The mind makes us depressed and then makes us depressed that we are depressed
Life by its very nature is characterized by both good and bad. And when bad things happen, we naturally feel disappointed. But our mind starts replaying inside us the many bad things that have happened to us. Till we start feeling that our life is filled with gloom and doom — and that’s how it’s always going to be. And as that dark vision saps our hope, our energy, even our very purpose for living, we start sinking into depression.
Then our mind berates us for being too weak to face life’s difficulties. We start seeing depression not as a mental state, but as a character flaw. As we start condemning our spinelessness, we start feeling depressed about being depressed.
How can we avoid being trapped by the mind? By seeing things objectively. On the road of life, difficulties are like pits. When we start obsessively dwelling on life’s difficulties, our mind is pushing us into those pits. And when we start feeling guilty about having fallen into a pit, our mind is making us depressed about being depressed. Such depressive thoughts are typical of a strong affliction by the mode of ignorance (Bhagavad-gita 18.35).

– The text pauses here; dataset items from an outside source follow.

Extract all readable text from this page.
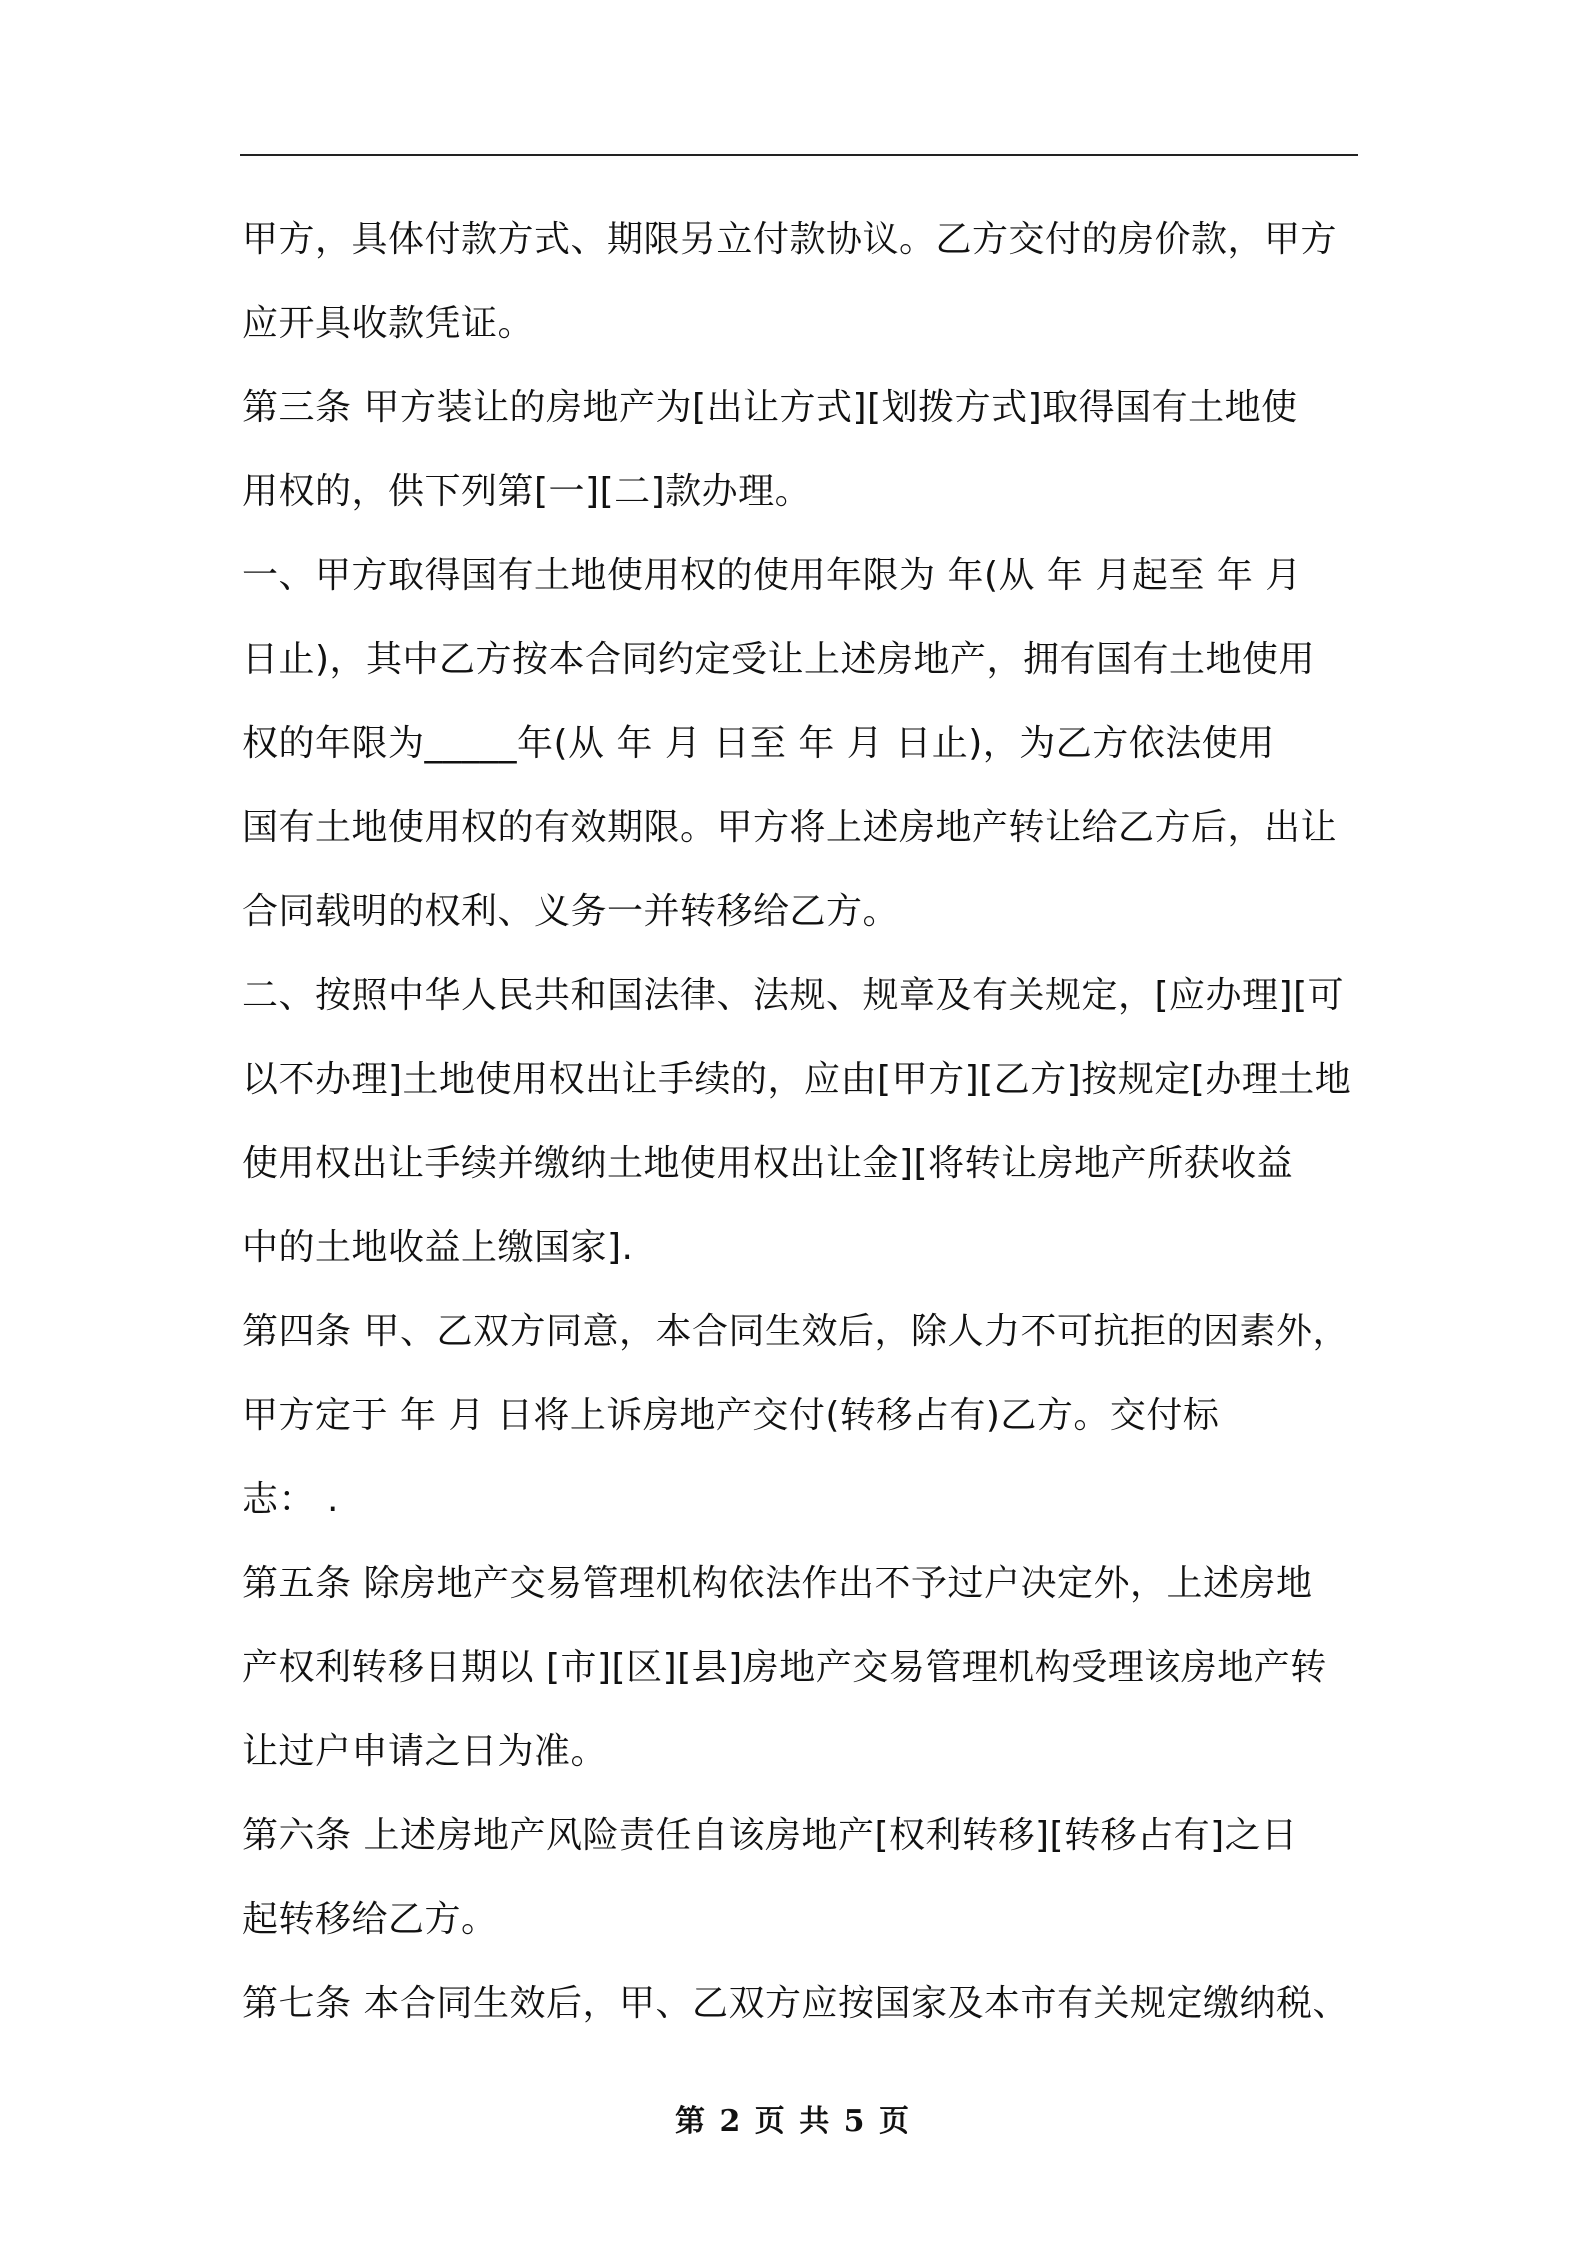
甲方，具体付款方式、期限另立付款协议。乙方交付的房价款，甲方

应开具收款凭证。

第三条 甲方装让的房地产为[出让方式][划拨方式]取得国有土地使

用权的，供下列第[一][二]款办理。

一、甲方取得国有土地使用权的使用年限为 年(从 年 月起至 年 月

日止)，其中乙方按本合同约定受让上述房地产，拥有国有土地使用

权的年限为_____年(从 年 月 日至 年 月 日止)，为乙方依法使用

国有土地使用权的有效期限。甲方将上述房地产转让给乙方后，出让

合同载明的权利、义务一并转移给乙方。

二、按照中华人民共和国法律、法规、规章及有关规定，[应办理][可

以不办理]土地使用权出让手续的，应由[甲方][乙方]按规定[办理土地

使用权出让手续并缴纳土地使用权出让金][将转让房地产所获收益

中的土地收益上缴国家].

第四条 甲、乙双方同意，本合同生效后，除人力不可抗拒的因素外，

甲方定于 年 月 日将上诉房地产交付(转移占有)乙方。交付标

志： .

第五条 除房地产交易管理机构依法作出不予过户决定外，上述房地

产权利转移日期以 [市][区][县]房地产交易管理机构受理该房地产转

让过户申请之日为准。

第六条 上述房地产风险责任自该房地产[权利转移][转移占有]之日

起转移给乙方。

第七条 本合同生效后，甲、乙双方应按国家及本市有关规定缴纳税、

第 2 页 共 5 页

While walking on a slippery road filled with pits, we need to hold on to some supportive railing. Similarly, while navigating life’s difficult times with a depression-prone mind, we need to hold on to some uplifting thoughts. The most uplifting thoughts center on the most uplifting reality: our all-powerful Lord, Krishna. He is our unflinching, unfailing, untiring benefactor (05.29) — he loves us always, whatever be our mental state. Rather than trying to directly counter depressive thoughts, we can strive to practice some limb of bhakti-yoga that keeps us connected with him. Thereby we can gradually transcend the mind’s malefic influence, including its capacity to induce depressive thoughts (14.26).
Think it over:
- How does the mind make us depressed?
- How does the mind make us depressed about our depression?
- When we are slipping into a depressive state, what can we do?
18.35 And that determination which cannot go beyond dreaming, fearfulness, lamentation, moroseness and illusion – such unintelligent determination, O son of Prutha, is in the mode of darkness.